Everyone on the UTJ campaign team agrees that the exact number of disgruntled Shas voters is a mystery, and most are too cautious to risk naming a figure. The less cautious, however, estimate that there could be as many as 20,000 or 30,000 potential deserters, most of them supporters of former Shas chairman Aryeh Deri, who held rallies outside the jail where he was imprisoned three years ago and took part in the "Lion's Roar" yeshiva that was erected outside the prison.
The UTJ will be very careful in what it says to the public, because it does not want to openly confront Shas or its spiritual leader, Rabbi Ovadia Yosef. The ethnic issue is also a thorny one for the party - each time its leaders want to prove it is not pure Ashkenazi, it wheels out Eliezer Mizrahi, a low-level party activist, who is hardly remembered within the party itself.

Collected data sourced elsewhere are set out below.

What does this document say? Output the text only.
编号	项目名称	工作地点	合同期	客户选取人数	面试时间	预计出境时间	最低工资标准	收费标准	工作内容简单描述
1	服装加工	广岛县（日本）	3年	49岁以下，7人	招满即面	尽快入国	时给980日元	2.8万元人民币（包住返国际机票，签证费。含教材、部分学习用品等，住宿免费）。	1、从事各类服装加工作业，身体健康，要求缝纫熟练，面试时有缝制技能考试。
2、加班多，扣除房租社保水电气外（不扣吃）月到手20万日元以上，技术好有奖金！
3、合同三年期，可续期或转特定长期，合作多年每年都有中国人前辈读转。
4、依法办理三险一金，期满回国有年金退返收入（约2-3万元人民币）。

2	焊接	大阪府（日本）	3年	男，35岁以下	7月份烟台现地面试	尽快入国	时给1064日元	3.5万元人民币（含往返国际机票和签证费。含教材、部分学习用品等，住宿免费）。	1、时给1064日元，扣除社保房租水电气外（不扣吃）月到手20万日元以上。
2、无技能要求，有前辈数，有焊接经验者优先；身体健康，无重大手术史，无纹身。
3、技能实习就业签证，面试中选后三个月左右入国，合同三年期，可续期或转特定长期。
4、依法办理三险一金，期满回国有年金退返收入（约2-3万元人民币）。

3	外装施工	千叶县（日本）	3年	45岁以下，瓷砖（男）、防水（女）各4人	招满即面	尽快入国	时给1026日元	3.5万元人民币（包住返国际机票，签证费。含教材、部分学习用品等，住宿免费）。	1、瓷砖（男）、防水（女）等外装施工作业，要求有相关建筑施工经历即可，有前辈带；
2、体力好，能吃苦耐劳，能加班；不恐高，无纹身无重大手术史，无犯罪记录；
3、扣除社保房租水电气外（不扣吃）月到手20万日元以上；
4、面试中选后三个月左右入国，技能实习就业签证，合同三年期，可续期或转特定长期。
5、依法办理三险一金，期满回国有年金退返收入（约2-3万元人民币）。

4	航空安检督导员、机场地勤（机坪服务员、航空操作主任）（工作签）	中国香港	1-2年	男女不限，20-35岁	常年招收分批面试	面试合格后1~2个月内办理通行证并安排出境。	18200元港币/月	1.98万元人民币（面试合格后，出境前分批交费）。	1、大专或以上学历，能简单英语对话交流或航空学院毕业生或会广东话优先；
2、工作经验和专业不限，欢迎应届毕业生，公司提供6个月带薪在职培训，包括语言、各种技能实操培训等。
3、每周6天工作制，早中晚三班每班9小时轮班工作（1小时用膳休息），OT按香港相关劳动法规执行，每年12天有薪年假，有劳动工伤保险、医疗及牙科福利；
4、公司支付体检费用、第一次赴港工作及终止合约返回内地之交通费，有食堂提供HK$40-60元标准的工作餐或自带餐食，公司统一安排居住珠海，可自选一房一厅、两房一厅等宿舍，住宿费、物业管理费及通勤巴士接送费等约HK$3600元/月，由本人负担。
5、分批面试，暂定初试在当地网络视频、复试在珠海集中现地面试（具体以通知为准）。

The party will therefore use kid gloves when approaching a very vague target, using loose wording when it calls on the ultra-Orthodox to join up to face the danger of a secular front, that will abolish what the ultra-Orthodox parties call "the important achievements of the last 54 years."
To more accurately plan its campaign, the UTJ commissioned a poll yesterday, in the hope of finding the last remaining ultra-Orthodox citizens who do not exercise their right to vote. According to UTJ figures, there are 150,000 ultra-Orthodox Jews with the right to vote in Israel. In the last elections, 128,000 voted, but the UJT wants to increase that figure to 95 percent or higher.
Shas voters comprise only one of the three sectors that may increase the party's seats to six, according to campaign sources.
The second sector is the poor, with whom the party, and especially The Knesset Finance Committee chairman Yakov Litzman, have been in contact. The third sector is made up of the new eligible voters in the ultra-Orthodox sectors.
The party's election slogan is "Fighting for you" - in huge lettering. The small print reads: `for large families, for fortifying the walls of Shabbat.' The UTJ will formulate its views on the peace process based partly on the results of a poll, but the campaign team is not likely to rely the results too much. "We consult the Torah sages in emergency issues anyway," they say.
The most significant part of the poll will examine whether the party's belief that the weaker sectors of society have, over the past two years, come to regard the UTJ as a viable alternative, is correct, and whether this will be evident at the polls.
At the press conference yesterday, emphasis was put on Litzman, who, during his tenure as Finance Committee chairman, held 280 meetings in 66 towns across the country, the majority of which are secular - Herzliya, Karmiel, Kfar Sava, Netivot, Afula and others - and received 10,453 requests from the general public. All the requests were answered and most were handled.